Is that about right?

If so, I would counter by saying that the space N cannot be larger than the

space S, and in fact should be of a lower order (aleph thingy?) than S.

Take this from the hierarchical conception of the full space of applicable

universes. Note that universes in N spring out of "mathematics per se".

Whereas elements of S can derive from elements of N, or from other elements

of S.

So, if each n in N has some non-zero probability of creating a sub-hierarchy

of elements of S, where the depth of that hierarchy is infinite, we get an

infinite number s's in S for each n. ie: the order of S is higher than N, so

that you are vanishingly unlikely to actually exist in an n, rather than an

s.

Now, I am not sure if your argument shows below that the order of N is as

high as it can be (equating it with the space of all mathematics?). I'd

question that claim, if you are making it (not sure). If that was the case,

it would follow, I guess, that the space of simulations must be constrained

in some way to match it.

Emlyn

-----Original Message-----

From: Smigrodzki, Rafal [mailto:SmigrodzkiR@MSX.UPMC.EDU]

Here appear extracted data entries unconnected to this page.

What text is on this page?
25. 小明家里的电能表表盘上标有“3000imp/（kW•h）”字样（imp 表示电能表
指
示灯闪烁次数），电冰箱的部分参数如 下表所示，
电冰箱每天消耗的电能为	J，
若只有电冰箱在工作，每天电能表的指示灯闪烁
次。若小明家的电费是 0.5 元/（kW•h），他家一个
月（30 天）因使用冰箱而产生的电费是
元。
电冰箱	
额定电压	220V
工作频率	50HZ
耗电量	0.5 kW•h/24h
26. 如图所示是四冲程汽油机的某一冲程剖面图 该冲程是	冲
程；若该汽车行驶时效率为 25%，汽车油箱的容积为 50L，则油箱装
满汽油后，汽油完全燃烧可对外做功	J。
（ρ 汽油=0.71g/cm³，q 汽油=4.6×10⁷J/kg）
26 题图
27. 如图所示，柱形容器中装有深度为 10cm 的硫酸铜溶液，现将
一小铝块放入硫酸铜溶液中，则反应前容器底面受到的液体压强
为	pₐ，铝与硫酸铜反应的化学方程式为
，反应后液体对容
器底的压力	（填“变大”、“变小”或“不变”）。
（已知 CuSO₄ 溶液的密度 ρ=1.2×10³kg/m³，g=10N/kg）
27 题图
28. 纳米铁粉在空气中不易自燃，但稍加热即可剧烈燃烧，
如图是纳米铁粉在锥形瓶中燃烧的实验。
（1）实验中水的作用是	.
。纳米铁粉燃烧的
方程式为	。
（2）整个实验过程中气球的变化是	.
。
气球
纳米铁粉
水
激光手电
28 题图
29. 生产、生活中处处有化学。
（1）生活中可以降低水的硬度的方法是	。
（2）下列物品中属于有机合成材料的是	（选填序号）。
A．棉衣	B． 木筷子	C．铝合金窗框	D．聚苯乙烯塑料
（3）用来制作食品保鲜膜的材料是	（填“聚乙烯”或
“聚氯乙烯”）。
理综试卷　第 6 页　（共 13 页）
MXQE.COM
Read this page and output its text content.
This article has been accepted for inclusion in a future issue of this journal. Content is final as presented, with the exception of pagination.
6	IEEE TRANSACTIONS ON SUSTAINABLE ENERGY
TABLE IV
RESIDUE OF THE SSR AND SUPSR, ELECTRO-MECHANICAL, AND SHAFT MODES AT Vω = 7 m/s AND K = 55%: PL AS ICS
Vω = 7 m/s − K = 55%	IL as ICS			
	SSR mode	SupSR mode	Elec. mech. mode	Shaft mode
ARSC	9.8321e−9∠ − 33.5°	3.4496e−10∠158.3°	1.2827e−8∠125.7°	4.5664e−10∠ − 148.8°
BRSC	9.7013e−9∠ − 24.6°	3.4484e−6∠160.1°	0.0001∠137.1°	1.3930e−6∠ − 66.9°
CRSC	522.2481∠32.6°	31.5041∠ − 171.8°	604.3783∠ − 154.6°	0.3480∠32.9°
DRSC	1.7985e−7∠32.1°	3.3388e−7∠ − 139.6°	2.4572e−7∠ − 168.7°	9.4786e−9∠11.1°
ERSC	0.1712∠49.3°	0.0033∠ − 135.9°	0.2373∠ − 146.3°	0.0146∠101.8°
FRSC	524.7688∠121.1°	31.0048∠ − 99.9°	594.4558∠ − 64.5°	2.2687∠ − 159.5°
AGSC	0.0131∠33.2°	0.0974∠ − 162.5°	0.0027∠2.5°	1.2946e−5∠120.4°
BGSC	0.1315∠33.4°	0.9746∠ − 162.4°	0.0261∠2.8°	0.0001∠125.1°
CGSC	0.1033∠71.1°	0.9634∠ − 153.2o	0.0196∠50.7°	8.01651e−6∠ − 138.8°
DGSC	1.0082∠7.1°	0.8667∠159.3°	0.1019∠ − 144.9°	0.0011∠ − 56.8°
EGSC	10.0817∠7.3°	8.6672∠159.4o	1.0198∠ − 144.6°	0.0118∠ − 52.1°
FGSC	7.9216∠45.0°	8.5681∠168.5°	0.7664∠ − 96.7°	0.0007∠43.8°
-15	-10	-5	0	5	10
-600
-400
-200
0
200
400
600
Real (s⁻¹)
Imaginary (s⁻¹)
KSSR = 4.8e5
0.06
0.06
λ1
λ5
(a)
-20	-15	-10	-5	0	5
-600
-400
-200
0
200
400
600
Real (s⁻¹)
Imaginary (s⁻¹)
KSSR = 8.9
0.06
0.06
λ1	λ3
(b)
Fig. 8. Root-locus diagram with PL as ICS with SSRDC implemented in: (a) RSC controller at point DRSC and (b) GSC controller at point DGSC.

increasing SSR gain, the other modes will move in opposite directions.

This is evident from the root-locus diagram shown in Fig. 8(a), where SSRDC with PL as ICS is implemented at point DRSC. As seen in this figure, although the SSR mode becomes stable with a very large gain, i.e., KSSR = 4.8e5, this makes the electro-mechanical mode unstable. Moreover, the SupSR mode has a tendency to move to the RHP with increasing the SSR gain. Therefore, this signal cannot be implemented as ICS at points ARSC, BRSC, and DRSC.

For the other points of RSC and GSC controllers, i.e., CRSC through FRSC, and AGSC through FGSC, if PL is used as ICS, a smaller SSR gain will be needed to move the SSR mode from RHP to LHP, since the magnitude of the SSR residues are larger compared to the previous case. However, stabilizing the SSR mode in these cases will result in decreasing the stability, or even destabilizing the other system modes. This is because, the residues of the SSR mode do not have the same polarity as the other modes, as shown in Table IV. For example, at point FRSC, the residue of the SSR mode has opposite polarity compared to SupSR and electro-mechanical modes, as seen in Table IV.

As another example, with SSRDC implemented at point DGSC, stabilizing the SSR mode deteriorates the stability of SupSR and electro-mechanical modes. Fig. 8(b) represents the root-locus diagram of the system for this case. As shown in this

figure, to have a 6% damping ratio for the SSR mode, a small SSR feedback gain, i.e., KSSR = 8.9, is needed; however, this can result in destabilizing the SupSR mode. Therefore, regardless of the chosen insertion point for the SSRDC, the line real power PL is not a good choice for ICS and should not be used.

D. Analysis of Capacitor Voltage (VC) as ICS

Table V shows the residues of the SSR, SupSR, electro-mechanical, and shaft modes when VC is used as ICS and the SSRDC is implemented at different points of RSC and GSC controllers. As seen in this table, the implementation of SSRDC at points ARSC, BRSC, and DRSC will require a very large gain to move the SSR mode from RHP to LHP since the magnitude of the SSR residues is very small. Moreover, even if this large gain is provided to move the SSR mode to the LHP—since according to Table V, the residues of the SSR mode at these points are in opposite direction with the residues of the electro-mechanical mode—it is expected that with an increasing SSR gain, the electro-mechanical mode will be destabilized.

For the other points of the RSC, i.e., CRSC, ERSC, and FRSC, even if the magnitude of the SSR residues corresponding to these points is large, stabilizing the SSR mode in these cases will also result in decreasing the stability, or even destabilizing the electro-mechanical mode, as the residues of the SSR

Sent: Tuesday, 11 December 2001 5:36

To: 'extropians@tick.javien.com'

Subject: RE: New website: The Simulation Argument

I just read Nick Bostrom's article:

http://www.simulation-argument.com/classic.html

<http://www.simulation-argument.com/classic.html>

Not being a physicist or mathematician I feel a bit apprehensive about

commenting on it, lest I say something embarrassing, but let me try to

explain how I could try to disagree with the article's conclusion:

1) Let's assume that the whole of reality is a mathematical construct - a

self-evolving formal system, not constrained by the laws of physics (such as

conservation laws), whose infinitesimally small subset is our observable

physical world, with it's laws ultimately derived from a set of axioms and

rules of production. No entity external to the totality of this system

exists, hence it is not a simulation, but rather an explosion of pure

mathematics, arising spontaneously and unavoidably from a true and absolute

nothingness, in all the unimaginable ways pure math could develop, with new

extensions of the axiom set adding themselves whenever undecidable theorems

arise.

2) We cannot place ourselves with absolute certainty within any level of the

system - there is an unknown and perhaps unknowable number of layers

separating our physical reality from the mathematical constructs which we

are capable of understanding (contain within our minds), such as the roots

of number theory, and the empty set.

3) Since the number of levels of the system (its axiomatic extensions) is as

large as mathematics itself, infinite in a way beyond the reach of our

minds, it follows that subsets of the system capable of supporting our

physics should arise in an infinity of levels, over and above any of the

branching patterns predicted by the multiuniverse interpretation of QM. It

is somewhat similar to the infinite formation of patterns in a fractal, such

as the Mandelbrot set, where the central black rosette comes up over and

over again, arbitrarily large or infinitesimally smaller than the first

instance you calculate, except the whole system is not fractal - new

extensions are not blowups of lower levels, although they do contain

repetitions of the smaller sets as their constituent parts.

4) Some of the instances of worlds indistinguishable from ours will occur

within computational devices used by sentient entities living on higher

levels, farther removed from the root of the system. Let's call them S

5) Some of the instances of worlds indistinguishable from ours will occur as

subsets of branches of mathematics per se, like fractals, without any

conscious entities producing them. Let's call them N.

6) Both N and S are infinities, and if most of the system consists of

branches which are not sentient, then N>>S.

7) If N>>S, then it is indeed possible that a vast majority of

instantiations of our minds would exist without being simulated, while

allowing a high likelihood of developing into posthumans, infinitely large

numbers of whom would run ancestor simulations (e.g. as part of applied

cosmology experiments, without any moral motivations).

So this is the fourth proposition. Metaphysics at it's worst, I'm afraid,

probably unprovable and unfalsifiable, but pleasant.